De l’hiver 2008 à l’hiver 2009, un arc de cinq journées

Antoine Emaz applique continûment son principe de poésie par notes journalières – par irruption dans l’écriture du réel rémanent après la journée ou dans la nuit sans sommeil, la matière du poème étant ce qui a filtré au travers du sable des fatigues, ce qui reste, une matière persistante, commune, sans convention poétique.
             Le titre, Poèmes pauvres, fait peut-être allusion à l’arte povera, ce mouvement d’artistes qui espéraient guerroyer contre les institutions et les marchés par la pauvreté des moyens et par l’attention portée aux processus de création plutôt qu’aux objets. Je crois que leur affirmation du commun reste.
             Poèmes pauvres nous donne cinq journées : le 9 novembre 2008, le 27 décembre 2008, le 19 janvier 2009, le 21 octobre 2009, le 6 décembre 2009 – un peu plus d’une année, d’un hiver à l’autre.
             La première séquence : les images d’un vieux film retrouvé de femmes marchant tournant le dos à une mine au Congo, portant seulement bassines et baluchons.
             La deuxième, un jardin en hiver vide sous la lumière intense et dure où reviennent les morts

figures de rien à peine contours
dans la lumière qui baisse

             La troisième, une crise cardiaque, « brusque fêlure de l’air », « un déchirement lent », « vide froid », le corps comme un tas de linge sale.
             La quatrième, pensées de vieillesse

les yeux
perdus parmi les ombres
elles se ressemblent toutes

             La cinquième, un deuil dans une maison vide.
             Dans cette construction, la perspective la plus large est instituée au commencement, dans la première séquence. Ce déportement en autre pays et autre époque qui à nouveau défile au présent, film tiré d’une boîte, est en quelque sorte une condition d’existence pour le poème entier comme pour nos vies.
             Le refus de s’apitoyer, la sécheresse, même, font place nette ; détails sonores, colorés, on entend et voit tout et dans le silence de la méditation rétrospective ramassée dans le poème, il n’importe plus de savoir de qui il s’agit – que ce soit de lui, d’elle, de nous ou de quiconque.


Laurent Grisel


Antoine Emaz, Poèmes pauvres, illustrations de Jean-Marc Scanreigh, collection voix de chants, Æncrages & Co, 2010. ISBN : 978-2-35439-034-1.
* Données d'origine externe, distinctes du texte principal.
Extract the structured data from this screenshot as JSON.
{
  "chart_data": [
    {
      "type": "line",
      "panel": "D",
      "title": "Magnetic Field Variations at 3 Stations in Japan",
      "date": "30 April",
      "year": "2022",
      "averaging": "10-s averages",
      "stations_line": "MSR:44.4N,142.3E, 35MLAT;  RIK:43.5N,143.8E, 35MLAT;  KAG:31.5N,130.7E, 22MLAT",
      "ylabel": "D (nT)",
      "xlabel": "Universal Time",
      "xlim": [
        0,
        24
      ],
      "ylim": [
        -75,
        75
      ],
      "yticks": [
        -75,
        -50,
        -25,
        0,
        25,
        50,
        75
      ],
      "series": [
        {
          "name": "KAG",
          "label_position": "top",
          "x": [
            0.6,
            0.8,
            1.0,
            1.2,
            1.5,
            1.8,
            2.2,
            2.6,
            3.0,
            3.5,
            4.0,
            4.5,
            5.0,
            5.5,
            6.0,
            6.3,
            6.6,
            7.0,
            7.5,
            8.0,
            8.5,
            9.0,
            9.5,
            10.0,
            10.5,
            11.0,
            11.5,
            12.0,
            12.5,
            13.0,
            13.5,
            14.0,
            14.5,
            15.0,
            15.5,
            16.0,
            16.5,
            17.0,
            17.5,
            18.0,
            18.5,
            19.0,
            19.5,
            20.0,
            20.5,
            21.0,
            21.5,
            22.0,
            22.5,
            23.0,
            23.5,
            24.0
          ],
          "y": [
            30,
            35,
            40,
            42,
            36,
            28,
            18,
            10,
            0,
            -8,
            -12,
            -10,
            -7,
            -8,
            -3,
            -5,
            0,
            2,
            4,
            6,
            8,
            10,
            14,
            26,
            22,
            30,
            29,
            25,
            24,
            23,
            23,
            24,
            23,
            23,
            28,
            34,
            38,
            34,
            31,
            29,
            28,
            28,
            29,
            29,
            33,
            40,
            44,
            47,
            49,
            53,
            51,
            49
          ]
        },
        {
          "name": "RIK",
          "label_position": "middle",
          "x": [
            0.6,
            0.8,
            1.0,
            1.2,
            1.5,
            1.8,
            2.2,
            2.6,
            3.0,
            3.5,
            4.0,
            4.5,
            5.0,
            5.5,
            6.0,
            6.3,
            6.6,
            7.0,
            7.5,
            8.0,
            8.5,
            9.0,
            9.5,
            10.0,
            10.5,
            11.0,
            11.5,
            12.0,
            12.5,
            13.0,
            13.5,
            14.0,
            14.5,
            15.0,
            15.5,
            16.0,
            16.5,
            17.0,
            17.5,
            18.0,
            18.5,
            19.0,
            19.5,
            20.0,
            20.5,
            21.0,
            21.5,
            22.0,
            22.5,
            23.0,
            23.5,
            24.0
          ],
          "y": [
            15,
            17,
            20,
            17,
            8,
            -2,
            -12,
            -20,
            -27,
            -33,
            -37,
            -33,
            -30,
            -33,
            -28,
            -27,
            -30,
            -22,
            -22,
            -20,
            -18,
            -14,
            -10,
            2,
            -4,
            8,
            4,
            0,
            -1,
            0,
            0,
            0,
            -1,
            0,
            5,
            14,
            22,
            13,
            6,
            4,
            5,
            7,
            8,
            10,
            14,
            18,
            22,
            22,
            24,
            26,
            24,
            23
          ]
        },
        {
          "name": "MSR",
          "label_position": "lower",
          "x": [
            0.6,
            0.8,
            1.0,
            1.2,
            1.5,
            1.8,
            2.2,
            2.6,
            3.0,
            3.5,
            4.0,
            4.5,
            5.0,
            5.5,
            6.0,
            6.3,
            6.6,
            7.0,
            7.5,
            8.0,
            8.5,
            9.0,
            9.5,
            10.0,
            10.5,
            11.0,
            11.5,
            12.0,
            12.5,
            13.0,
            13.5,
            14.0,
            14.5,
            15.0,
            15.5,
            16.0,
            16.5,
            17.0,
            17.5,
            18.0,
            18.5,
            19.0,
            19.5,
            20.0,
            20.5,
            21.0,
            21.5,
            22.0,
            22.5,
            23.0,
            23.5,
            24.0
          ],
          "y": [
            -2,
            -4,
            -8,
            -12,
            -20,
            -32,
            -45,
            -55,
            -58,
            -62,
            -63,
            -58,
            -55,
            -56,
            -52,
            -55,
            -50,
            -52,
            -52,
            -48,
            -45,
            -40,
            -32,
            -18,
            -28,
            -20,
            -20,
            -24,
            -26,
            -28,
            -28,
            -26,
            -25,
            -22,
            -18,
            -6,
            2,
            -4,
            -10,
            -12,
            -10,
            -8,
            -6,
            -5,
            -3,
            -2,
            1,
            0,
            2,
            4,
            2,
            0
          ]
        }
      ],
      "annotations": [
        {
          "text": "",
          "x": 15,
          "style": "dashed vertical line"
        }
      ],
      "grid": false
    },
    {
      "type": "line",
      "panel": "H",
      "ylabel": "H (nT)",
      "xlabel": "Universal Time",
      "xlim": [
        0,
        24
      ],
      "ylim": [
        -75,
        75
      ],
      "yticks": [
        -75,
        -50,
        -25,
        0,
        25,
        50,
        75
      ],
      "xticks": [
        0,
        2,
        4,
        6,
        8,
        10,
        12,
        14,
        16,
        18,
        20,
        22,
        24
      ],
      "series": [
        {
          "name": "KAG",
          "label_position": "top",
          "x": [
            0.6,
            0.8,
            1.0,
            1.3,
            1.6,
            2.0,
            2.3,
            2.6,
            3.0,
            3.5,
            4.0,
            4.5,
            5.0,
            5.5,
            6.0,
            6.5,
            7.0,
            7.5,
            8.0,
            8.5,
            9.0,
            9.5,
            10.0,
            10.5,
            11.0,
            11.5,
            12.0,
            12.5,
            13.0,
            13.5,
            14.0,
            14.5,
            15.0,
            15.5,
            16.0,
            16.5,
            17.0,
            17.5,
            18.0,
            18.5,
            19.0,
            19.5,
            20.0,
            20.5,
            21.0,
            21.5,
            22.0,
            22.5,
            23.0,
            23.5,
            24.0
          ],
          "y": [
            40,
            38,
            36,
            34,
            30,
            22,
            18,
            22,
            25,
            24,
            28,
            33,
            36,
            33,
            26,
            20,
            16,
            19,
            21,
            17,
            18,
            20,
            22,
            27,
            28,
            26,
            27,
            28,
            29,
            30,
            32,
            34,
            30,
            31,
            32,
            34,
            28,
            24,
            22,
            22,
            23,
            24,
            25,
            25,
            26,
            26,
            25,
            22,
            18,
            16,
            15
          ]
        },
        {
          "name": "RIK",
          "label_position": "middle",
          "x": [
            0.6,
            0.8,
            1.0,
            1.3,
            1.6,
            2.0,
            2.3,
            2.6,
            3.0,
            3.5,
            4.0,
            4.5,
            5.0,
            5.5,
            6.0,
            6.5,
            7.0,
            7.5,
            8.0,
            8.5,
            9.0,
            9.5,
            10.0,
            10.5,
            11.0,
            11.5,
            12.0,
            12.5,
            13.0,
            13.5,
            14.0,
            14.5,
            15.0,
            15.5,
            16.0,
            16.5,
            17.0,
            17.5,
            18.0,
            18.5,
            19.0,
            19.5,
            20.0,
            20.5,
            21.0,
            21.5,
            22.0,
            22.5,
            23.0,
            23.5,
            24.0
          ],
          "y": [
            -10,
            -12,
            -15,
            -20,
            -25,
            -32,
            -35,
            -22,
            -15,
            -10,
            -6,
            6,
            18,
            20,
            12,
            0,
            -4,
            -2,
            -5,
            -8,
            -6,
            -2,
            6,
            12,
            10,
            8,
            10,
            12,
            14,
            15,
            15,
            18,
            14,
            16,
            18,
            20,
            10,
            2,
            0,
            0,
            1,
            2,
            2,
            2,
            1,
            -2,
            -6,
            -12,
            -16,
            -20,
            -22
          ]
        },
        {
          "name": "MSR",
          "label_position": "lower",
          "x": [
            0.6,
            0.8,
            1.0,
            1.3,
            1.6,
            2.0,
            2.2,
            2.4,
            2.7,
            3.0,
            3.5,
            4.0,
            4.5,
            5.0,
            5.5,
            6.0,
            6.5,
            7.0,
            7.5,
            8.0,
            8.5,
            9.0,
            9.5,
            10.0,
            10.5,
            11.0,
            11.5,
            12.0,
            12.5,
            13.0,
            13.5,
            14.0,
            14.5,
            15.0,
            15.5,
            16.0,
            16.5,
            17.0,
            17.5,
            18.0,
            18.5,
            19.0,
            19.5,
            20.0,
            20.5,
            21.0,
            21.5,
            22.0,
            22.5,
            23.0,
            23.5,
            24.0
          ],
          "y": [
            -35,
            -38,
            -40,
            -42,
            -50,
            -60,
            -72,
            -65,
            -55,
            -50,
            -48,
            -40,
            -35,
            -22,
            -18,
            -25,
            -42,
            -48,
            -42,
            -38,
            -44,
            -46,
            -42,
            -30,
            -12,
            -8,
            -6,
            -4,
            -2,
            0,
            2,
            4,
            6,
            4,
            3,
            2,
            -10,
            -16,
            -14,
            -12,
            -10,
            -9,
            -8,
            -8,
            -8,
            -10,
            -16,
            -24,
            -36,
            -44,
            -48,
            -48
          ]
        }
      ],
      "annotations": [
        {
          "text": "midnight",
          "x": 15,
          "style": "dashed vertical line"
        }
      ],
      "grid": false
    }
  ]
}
Antoine Emaz a publié Jours et Je ne aux éditions En Forêt. On trouve la plupart de ses œuvres chez Tarabuste. Au format livre de poche, Caisse claire dans la collection Point/ Le Seuil. On peut lire aussi des recueils de ses notes d’écriture, par exemple Cambouis publié à la fois dans la collection « Déplacements » au Seuil et chez Publie.net.
Remue.net rend compte régulièrement de ses ouvrages.